Fabric alternative to batteries for wearable electronics, say scientists

Scientists have created a fabric alternative to batteries for wearable electronics. The researchers, from the University of Massachusetts at Amherst, have developed a method for making a charge-storing system. It is easy to integrate the system into clothing for “embroidering a charge-storing pattern onto any garment,” they say.

Lushuai Zhang, Wesley Viola, and Trisha L. Andrew wrote about their work in the journal ACS Applied Materials & Interfaces (citation below).

The main obstacle holding back the development of wearable biosensors is the lack of a long-lasting power supply that is lightweight. This is especially the case in the development of wearable electronics for health monitoring.

Team leader, Andrew, a materials chemist who directs the Wearable Electronics Lab at UMass Amherst, explains:

“Batteries or other kinds of charge storage are still the limiting components for most portable, wearable, ingestible or flexible technologies. The devices tend to be some combination of too large, too heavy and not flexible.”

Wearable electronics – high ability to store charge

The scientists’ new method uses a micro-supercapacitor and combines a polymer film with vapor-coated conductive threads. They also use a special sewing technique to create a mesh of aligned electrodes which they position on a textile backing.

The solid-state device they have created has a high ability to store electricity for its size. It also has other features that allow it to power wearable biosensors.

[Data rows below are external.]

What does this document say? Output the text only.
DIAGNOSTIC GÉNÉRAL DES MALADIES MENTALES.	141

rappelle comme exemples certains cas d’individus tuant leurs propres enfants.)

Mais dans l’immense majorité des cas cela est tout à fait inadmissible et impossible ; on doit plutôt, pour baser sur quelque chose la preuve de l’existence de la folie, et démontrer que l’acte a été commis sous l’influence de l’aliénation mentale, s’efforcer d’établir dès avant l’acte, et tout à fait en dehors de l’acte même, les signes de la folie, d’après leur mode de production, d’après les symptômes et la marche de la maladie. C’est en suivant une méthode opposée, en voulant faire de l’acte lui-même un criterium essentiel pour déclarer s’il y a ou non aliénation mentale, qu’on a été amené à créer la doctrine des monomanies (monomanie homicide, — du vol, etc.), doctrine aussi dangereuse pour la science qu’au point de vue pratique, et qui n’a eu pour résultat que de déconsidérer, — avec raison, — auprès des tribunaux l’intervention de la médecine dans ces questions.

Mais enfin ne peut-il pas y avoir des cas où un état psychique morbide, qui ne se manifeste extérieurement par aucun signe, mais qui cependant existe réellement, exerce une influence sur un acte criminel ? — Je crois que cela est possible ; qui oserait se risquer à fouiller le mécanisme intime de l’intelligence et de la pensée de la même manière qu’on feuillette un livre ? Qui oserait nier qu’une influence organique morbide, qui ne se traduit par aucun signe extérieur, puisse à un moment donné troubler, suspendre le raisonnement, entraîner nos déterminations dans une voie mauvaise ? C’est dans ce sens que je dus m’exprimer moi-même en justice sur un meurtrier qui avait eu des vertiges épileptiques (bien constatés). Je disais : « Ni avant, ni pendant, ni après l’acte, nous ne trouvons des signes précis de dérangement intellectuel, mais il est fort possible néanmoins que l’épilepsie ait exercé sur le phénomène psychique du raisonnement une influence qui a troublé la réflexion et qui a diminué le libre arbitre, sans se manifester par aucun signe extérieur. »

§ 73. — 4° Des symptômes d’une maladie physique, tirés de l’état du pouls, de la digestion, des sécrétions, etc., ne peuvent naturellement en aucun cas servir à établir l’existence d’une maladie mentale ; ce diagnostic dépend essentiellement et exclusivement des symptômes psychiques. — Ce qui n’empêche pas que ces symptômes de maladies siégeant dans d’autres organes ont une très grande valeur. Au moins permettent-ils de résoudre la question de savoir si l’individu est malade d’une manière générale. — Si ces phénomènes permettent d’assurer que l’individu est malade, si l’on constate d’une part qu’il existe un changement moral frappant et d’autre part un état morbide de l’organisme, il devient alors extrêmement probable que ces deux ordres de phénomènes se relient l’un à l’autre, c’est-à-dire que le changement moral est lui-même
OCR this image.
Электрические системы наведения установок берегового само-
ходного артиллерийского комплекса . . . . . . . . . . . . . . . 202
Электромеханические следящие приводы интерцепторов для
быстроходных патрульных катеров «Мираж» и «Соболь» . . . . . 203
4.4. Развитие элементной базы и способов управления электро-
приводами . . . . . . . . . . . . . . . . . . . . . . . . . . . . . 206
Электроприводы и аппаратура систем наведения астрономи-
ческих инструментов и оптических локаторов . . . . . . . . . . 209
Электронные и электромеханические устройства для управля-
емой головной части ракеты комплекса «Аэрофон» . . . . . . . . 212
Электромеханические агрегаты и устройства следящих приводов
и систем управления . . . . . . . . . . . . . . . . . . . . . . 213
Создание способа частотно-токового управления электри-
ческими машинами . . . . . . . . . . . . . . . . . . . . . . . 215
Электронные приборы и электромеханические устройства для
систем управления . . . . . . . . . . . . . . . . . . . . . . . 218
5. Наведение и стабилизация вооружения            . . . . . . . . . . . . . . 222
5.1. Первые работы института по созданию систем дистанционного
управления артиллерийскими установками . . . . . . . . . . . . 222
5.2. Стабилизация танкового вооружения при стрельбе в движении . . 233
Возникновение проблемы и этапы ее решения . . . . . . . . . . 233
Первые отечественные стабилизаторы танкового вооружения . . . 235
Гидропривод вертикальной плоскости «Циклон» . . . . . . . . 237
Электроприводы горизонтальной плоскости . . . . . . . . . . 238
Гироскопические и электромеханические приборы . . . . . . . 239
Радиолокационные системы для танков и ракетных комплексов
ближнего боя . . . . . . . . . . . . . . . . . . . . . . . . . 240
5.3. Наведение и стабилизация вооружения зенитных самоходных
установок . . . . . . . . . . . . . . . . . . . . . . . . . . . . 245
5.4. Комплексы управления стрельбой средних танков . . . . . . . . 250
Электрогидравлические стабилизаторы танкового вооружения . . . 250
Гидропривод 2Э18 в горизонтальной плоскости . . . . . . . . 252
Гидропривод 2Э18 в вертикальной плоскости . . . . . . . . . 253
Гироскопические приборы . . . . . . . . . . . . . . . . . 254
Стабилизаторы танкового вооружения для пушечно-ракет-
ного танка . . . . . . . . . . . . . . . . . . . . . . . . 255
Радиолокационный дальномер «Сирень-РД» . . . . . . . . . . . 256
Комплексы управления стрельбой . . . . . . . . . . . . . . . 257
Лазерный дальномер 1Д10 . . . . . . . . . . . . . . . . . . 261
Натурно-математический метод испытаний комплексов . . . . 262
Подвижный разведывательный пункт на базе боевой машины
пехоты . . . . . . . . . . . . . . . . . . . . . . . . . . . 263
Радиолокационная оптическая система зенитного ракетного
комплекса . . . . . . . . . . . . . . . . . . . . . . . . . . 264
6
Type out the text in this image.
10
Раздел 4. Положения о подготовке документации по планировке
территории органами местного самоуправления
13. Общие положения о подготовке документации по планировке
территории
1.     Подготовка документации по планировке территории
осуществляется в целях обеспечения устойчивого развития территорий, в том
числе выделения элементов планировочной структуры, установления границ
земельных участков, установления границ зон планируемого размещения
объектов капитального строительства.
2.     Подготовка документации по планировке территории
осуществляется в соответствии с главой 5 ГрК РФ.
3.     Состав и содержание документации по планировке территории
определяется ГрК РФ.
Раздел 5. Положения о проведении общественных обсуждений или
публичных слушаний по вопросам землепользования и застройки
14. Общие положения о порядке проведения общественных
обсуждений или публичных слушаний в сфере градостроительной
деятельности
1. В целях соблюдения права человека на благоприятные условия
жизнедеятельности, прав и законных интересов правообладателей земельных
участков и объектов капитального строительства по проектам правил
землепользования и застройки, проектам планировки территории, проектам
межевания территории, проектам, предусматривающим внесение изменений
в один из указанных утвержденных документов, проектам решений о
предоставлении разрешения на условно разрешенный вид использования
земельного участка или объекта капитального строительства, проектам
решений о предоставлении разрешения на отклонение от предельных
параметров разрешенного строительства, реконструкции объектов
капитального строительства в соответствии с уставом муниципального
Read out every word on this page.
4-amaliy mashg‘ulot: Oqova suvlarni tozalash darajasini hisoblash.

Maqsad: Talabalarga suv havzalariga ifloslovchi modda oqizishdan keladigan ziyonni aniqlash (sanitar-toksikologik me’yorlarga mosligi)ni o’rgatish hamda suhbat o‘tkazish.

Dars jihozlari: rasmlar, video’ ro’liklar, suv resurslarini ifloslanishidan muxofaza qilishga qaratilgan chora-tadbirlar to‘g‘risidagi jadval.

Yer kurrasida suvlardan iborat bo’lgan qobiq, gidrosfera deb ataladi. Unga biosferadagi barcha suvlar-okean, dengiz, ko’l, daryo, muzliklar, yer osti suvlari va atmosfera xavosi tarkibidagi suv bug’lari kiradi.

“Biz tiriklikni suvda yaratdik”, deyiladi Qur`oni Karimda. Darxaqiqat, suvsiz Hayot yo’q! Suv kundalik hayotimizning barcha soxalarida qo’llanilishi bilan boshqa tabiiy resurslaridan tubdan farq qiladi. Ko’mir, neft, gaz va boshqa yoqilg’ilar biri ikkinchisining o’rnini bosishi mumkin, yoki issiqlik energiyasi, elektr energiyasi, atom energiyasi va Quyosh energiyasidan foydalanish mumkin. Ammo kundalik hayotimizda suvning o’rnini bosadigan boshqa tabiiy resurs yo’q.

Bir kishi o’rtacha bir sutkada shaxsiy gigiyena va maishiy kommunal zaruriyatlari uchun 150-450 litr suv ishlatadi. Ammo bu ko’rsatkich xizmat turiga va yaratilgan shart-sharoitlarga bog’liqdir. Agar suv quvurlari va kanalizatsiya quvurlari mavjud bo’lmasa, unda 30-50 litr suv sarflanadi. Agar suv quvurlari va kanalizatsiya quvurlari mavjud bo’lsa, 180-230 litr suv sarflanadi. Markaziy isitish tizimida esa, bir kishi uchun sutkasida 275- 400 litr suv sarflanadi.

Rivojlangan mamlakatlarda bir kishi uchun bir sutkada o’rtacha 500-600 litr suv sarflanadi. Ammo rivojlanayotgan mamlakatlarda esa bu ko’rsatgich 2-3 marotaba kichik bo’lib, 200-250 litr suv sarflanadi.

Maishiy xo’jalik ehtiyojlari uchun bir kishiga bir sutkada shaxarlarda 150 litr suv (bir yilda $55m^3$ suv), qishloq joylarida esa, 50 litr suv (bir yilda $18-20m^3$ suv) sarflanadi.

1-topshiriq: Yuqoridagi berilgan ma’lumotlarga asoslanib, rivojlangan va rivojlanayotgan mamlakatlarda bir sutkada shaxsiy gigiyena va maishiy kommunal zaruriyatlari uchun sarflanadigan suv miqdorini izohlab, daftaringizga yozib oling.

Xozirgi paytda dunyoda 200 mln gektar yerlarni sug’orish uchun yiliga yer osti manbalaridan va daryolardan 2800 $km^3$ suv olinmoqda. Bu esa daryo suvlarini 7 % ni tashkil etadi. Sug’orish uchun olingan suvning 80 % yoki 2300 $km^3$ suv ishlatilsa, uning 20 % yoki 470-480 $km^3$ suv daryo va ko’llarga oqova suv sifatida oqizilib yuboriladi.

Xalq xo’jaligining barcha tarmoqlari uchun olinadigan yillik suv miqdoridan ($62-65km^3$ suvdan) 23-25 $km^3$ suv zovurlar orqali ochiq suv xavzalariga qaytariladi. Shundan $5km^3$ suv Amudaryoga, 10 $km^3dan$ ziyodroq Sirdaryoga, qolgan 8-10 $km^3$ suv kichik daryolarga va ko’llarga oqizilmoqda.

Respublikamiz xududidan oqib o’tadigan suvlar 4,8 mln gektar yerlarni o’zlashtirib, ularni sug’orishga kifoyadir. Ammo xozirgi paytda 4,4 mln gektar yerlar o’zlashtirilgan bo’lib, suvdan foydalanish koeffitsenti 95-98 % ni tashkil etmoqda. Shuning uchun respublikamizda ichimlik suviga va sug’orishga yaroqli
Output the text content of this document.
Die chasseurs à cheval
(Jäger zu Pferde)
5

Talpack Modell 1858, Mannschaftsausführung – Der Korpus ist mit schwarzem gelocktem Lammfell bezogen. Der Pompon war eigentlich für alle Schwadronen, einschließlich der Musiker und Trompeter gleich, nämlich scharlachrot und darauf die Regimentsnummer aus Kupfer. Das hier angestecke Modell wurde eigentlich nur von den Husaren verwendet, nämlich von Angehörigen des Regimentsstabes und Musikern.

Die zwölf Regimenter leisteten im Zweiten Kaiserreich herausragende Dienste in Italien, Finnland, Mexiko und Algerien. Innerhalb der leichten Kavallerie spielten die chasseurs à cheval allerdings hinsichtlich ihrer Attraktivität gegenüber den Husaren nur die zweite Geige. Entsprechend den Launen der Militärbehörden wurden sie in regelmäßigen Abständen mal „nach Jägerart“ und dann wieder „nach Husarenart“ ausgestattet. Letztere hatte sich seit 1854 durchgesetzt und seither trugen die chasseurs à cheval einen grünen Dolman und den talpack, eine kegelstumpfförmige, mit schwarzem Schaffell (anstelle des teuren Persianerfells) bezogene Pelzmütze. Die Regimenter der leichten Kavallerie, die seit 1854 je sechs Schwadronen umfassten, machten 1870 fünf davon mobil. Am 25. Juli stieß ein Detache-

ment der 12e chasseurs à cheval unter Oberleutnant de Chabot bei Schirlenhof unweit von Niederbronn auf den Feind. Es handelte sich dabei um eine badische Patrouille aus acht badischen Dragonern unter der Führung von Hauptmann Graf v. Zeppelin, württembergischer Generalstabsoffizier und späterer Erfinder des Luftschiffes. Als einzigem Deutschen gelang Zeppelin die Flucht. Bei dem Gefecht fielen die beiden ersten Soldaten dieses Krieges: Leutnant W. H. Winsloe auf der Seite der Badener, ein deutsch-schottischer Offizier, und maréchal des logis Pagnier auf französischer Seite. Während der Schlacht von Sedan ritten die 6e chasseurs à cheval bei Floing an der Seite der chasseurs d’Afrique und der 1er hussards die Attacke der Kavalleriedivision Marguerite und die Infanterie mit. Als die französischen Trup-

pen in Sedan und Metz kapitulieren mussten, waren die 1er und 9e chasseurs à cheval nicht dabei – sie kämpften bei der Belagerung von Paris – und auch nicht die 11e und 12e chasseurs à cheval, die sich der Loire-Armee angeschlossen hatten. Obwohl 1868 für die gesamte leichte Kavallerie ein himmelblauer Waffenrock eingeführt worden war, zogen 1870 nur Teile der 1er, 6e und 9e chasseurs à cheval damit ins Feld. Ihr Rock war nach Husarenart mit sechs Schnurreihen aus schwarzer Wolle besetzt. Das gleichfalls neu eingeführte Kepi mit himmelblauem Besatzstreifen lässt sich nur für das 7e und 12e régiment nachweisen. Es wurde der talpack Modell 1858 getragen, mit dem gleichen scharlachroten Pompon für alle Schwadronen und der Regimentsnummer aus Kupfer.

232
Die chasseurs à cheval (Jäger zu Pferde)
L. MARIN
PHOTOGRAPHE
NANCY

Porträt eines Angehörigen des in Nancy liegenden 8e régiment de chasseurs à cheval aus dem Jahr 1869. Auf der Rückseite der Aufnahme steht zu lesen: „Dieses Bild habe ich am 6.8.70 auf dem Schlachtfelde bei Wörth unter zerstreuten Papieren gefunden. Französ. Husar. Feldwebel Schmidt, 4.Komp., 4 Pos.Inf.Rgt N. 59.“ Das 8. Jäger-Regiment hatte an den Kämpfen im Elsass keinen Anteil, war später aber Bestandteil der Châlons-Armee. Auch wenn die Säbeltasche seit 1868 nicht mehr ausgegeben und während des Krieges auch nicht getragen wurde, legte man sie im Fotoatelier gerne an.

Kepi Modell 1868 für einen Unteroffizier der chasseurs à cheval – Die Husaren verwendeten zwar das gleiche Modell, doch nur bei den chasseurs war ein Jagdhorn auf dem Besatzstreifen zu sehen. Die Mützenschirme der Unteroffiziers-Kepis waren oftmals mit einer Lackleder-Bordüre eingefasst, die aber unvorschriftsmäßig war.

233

Researchers have made huge advances in miniaturizing different electronic circuit components. However, this has not been the case for charge-storing devices.

Wearable Electronics - T-shirt image
This charge-storing pattern has been embroidered into the T-shirt. (Image: umass.edu/newsoffice)

Sewing circuits onto self-powered smart garments

Andrew said:

“With this paper, we show that we can literally embroider a charge-storing pattern onto any garment using the vapor-coated threads that our lab makes. This opens the door for simply sewing circuits on self-powered smart garments.”

The researchers pointed out that supercapacitors are ideal candidates for wearable charge storage. Compared to batteries, they have inherently higher power densities.

However, the authors add:

“Incorporating electrochemically active materials with high electrical conductivities and rapid ion transport into textiles is challenging.”

The researchers showed that their vapor coating process created porous conducting polymer films on densely-twisted yarns. They can be easily swelled with electrolyte ions. They also maintain high charge storage capacity per unit length as compared with prior studies with extruded or dyed fibers.

Using vapor deposition – costs

High costs and technical difficulties have prevented most scientists from using vapor deposition, Andrew explains. However, more recent studies have shown that it is possible to scale up the technology, thus improving its cost-effectiveness.

The research team is currently working with other scientists at the UMass Amherst Institute for Applied Life Science’s Personalized Health Monitoring Center. They are working on incorporating the new, embroidered charge-storage arrays with low-power microsensors and e-textile sensors to build smart garments.

These smart garments will monitor people’s joint movements and gait throughout a normal day.

What are wearable electronics?

The term ‘wearable electronics’ refers to technology that we can wear. We also use the terms wearables, wearable devices, and wearable technology.

Cyrcadia Health’s iTBra, for example, is a wearable electronics item. It is effective at detecting breast cancer early. The Hex, which gives athletes real-time data on their muscles’ levels of oxygen, is also a ‘wearable.’

Citation

“High Energy Density, Super-Deformable, Garment-Integrated Microsupercapacitors for Powering Wearable Electronics,” Lushuai Zhang, Wesley Viola, and Trisha L. Andrew. ACS Applied Materials & Interfaces 2018, 10 (43), pp 36834–36840. DOI: 10.1021/acsami.8b08408.